During my recent pursuit of working with and creating Zend framework 2 modules, I have had the opportunity to rub shoulders with a number of great resources and to venture into territories unexplored before. Indeed, the experience has taught me a lot about the PHP language, and I now have better direction and focus when it comes to writing code that is robust, more flexible and safe.
In this article today, I can offer some nifty tips for those who possess a basic skill level in Zend framework 2, and want to create modules that are useful, versatile and value-adding. I have observed that many modules do not observe the simplest of rules when it comes to power of usage and functionality.

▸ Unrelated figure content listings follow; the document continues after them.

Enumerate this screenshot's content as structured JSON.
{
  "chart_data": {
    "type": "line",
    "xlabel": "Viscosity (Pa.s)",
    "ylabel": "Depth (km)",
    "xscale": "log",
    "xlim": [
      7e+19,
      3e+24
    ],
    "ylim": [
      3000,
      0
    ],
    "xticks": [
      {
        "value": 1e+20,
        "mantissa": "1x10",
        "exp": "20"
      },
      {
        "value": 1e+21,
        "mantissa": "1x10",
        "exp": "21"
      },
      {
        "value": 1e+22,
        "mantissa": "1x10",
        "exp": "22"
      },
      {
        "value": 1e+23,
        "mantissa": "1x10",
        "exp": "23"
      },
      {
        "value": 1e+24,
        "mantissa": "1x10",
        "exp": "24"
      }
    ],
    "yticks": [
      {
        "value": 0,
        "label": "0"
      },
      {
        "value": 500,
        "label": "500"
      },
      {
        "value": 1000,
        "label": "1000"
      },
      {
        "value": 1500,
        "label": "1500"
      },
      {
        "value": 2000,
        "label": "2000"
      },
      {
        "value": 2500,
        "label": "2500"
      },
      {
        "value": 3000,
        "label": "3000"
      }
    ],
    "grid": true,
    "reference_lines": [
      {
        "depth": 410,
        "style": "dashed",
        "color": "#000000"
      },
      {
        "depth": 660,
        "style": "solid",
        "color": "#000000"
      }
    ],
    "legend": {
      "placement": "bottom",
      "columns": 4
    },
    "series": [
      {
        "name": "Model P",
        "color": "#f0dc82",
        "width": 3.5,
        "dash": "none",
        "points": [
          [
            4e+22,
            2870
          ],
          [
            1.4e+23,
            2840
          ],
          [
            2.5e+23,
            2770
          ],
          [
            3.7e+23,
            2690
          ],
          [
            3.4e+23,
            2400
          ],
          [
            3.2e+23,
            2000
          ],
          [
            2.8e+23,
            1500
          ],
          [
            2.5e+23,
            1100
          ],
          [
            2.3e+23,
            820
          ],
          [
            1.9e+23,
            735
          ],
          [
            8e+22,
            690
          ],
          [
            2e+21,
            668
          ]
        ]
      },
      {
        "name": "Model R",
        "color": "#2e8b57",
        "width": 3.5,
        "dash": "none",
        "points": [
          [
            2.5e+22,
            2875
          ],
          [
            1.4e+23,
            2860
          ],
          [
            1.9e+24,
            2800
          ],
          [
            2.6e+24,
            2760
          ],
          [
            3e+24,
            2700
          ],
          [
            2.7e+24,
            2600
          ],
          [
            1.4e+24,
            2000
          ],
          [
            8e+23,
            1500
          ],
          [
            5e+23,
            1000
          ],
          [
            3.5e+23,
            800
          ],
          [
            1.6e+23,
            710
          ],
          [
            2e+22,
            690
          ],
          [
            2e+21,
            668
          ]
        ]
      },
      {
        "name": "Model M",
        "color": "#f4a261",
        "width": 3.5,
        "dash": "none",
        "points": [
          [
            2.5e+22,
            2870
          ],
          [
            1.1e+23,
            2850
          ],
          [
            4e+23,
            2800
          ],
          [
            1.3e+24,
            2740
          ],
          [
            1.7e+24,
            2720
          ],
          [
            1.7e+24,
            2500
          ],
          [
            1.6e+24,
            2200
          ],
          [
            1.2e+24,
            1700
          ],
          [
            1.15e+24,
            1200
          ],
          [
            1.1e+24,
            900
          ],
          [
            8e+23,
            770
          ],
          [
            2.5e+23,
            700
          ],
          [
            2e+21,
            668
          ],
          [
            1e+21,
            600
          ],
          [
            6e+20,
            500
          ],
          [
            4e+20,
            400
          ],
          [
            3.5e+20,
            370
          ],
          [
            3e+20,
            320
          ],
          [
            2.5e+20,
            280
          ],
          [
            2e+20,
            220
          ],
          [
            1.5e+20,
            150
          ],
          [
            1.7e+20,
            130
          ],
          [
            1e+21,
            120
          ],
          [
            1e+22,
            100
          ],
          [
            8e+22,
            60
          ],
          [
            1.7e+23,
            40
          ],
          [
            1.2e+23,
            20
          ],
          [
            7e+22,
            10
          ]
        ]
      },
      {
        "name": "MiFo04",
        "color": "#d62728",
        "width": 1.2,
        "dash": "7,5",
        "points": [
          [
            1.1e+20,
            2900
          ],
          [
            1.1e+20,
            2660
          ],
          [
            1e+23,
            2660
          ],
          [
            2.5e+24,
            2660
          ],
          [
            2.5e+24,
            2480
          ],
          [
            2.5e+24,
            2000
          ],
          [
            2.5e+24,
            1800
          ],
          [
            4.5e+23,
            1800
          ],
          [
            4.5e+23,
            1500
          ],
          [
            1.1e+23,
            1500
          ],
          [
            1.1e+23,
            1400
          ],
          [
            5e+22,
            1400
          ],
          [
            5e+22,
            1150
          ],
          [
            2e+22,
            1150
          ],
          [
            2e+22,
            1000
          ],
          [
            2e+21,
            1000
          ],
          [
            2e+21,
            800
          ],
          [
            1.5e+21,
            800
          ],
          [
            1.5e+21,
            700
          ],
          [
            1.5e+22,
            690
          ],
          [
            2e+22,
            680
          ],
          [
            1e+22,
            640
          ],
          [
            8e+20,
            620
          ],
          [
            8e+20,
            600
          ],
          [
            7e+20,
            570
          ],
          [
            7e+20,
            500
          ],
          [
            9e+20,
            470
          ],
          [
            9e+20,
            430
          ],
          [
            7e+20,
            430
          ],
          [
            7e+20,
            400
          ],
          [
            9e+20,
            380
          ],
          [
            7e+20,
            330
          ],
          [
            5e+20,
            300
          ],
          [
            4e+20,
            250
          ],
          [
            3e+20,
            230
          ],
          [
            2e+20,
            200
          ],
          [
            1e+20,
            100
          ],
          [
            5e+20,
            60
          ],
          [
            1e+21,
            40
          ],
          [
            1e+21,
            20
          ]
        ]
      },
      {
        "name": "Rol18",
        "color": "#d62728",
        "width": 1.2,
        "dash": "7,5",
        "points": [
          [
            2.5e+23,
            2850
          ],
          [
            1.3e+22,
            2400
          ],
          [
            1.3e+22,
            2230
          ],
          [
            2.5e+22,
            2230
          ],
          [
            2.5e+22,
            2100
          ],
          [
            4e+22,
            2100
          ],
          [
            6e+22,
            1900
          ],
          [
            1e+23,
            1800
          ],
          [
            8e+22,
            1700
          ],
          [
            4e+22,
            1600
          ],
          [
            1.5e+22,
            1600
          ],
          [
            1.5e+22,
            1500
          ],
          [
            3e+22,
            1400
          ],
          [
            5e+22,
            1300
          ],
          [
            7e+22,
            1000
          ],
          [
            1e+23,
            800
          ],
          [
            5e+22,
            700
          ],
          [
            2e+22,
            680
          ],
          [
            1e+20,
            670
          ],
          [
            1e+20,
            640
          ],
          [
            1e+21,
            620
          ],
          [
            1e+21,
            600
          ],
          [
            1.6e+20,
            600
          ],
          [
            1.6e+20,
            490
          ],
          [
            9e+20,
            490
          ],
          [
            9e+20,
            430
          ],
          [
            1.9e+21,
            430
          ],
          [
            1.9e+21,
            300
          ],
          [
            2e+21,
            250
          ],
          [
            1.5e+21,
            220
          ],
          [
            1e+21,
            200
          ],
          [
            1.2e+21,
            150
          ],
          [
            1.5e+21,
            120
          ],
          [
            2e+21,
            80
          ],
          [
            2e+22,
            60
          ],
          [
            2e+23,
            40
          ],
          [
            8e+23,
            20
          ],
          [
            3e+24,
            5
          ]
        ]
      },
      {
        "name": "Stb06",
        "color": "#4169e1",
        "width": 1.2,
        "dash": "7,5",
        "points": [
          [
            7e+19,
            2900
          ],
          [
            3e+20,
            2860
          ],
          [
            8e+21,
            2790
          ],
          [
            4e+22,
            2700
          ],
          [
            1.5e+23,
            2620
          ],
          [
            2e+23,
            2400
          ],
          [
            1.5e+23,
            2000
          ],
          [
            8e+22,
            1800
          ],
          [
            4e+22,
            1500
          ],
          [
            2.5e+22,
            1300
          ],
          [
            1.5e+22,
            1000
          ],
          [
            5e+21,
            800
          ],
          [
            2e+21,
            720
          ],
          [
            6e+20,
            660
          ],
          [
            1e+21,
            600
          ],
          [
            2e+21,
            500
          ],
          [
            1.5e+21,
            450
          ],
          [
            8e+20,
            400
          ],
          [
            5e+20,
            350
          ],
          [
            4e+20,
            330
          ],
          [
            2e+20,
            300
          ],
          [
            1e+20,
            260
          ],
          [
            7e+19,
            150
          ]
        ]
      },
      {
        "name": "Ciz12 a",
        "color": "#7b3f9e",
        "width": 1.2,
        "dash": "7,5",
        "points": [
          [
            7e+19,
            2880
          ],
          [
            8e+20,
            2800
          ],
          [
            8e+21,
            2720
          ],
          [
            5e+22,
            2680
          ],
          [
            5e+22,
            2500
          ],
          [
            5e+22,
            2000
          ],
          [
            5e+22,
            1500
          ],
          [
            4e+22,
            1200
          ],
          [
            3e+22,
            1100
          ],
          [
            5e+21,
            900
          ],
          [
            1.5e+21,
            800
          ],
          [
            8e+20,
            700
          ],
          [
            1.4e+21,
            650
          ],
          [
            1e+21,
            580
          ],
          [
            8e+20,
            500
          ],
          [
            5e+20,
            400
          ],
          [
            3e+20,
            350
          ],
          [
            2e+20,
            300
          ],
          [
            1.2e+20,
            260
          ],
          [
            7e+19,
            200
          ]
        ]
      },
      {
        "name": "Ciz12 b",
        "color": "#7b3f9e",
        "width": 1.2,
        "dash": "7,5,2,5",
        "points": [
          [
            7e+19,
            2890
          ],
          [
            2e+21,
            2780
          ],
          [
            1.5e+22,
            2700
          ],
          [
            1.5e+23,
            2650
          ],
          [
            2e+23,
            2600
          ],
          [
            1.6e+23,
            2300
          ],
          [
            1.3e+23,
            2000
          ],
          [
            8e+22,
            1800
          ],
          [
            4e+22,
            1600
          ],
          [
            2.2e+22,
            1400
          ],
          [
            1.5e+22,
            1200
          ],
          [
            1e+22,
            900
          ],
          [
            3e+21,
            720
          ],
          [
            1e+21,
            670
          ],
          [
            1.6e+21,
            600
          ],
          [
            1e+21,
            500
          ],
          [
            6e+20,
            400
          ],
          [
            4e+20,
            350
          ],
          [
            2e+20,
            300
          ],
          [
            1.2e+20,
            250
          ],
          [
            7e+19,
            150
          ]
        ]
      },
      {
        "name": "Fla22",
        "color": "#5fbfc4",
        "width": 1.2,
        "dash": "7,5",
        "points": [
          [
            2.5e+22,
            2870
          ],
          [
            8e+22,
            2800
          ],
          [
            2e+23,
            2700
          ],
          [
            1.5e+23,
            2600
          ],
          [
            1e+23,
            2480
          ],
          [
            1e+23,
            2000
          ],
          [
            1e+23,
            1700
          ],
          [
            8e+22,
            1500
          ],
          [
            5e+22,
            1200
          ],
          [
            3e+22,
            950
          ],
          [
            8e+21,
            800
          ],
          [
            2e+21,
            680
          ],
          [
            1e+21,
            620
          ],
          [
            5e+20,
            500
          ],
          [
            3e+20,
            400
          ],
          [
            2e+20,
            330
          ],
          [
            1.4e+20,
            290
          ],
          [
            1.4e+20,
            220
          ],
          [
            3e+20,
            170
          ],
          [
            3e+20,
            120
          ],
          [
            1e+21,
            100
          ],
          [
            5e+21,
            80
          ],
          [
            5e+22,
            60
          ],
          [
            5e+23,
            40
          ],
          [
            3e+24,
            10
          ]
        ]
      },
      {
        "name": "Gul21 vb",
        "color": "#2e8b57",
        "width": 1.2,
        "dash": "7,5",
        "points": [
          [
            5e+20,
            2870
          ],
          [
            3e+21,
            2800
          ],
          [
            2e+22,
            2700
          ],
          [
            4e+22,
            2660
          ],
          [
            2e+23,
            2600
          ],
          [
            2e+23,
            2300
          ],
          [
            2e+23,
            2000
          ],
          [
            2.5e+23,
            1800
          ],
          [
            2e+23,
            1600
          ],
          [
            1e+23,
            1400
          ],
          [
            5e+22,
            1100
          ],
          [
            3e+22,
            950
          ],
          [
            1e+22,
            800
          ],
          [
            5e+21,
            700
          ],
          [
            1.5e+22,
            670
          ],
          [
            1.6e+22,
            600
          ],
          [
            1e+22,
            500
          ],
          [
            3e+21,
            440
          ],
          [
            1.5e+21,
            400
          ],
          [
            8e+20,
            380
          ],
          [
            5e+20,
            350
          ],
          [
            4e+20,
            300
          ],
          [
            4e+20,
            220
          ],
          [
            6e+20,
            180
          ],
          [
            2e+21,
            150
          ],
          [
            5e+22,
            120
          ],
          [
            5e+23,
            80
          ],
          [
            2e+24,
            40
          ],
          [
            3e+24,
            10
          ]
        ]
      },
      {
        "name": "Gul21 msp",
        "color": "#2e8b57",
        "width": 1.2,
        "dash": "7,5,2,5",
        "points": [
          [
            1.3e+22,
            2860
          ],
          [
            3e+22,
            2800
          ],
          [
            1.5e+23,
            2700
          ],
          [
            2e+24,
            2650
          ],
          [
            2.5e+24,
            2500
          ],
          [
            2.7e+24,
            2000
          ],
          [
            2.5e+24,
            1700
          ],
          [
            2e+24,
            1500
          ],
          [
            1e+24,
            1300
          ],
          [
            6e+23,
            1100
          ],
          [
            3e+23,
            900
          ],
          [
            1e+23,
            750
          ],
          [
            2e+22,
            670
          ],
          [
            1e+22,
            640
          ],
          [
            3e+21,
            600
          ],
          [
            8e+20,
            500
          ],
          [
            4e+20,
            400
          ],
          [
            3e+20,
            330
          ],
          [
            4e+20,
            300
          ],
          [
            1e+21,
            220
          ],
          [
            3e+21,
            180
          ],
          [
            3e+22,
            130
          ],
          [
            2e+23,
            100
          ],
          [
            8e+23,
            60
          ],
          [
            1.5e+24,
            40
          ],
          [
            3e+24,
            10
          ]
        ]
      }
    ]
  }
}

Hence, these tips will help out developers who have the will to create something good, powerful and tailor-made for their clients.
Here are what I feel can be some crucial tips to write high quality, high performance modules for Zend framework 2 –
Before you start working your groundbreaking idea into a stellar module for Zend framework 2, you need to check if an identical module has already been written by someone. If there is one already in existence, you can send pull requests and help make it better, instead of creating a new, redundant module. Run a search with your chosen keywords and ensure that you are making something entirely new and unique.
To make your modules more flexible and conducive for tailor-made configuration, if your module has features can be configured to suit the user’s needs, add to them the option of configuring them.
Try to always set your hard dependencies in the constructor. To avoid possibilities of exception errors, avoid setter/getter code and initializers.
Zend 2 closures are not cache-able, and it is more efficient to make use of explicit class factories and define them in the module configuration file.
To keep things as open as possible, use the service manager to create most of your objects for more transparency in dependencies.
I have found untested modules to be a cause of major concern in the past. Create unit tests for your modules compulsorily, to ensure that they are well-written and function without problems.
Not unlike other important frameworks of the present time, Zend 2 has a number of strict code conventions that I recommend every developer should know in detail about. Apart from the industry standard PSR-0/1/2 conventions, there are also some important conventions about where you need to store your files. For example, if your module has many different options, it is always better coding to centralize these into an Options class.
Like many developers, I have found that using Composer to handle inter-module dependencies can have its advantages. When your module is complete and ready for use, make sure that you host it both at the Zend framework 2 modules page, and with Packagist.
Remember that Zend is a modular framework, and many users might not like having to download the entire framework to resolve the dependencies in your module. To make it easier for users, set only those dependencies that you absolutely need.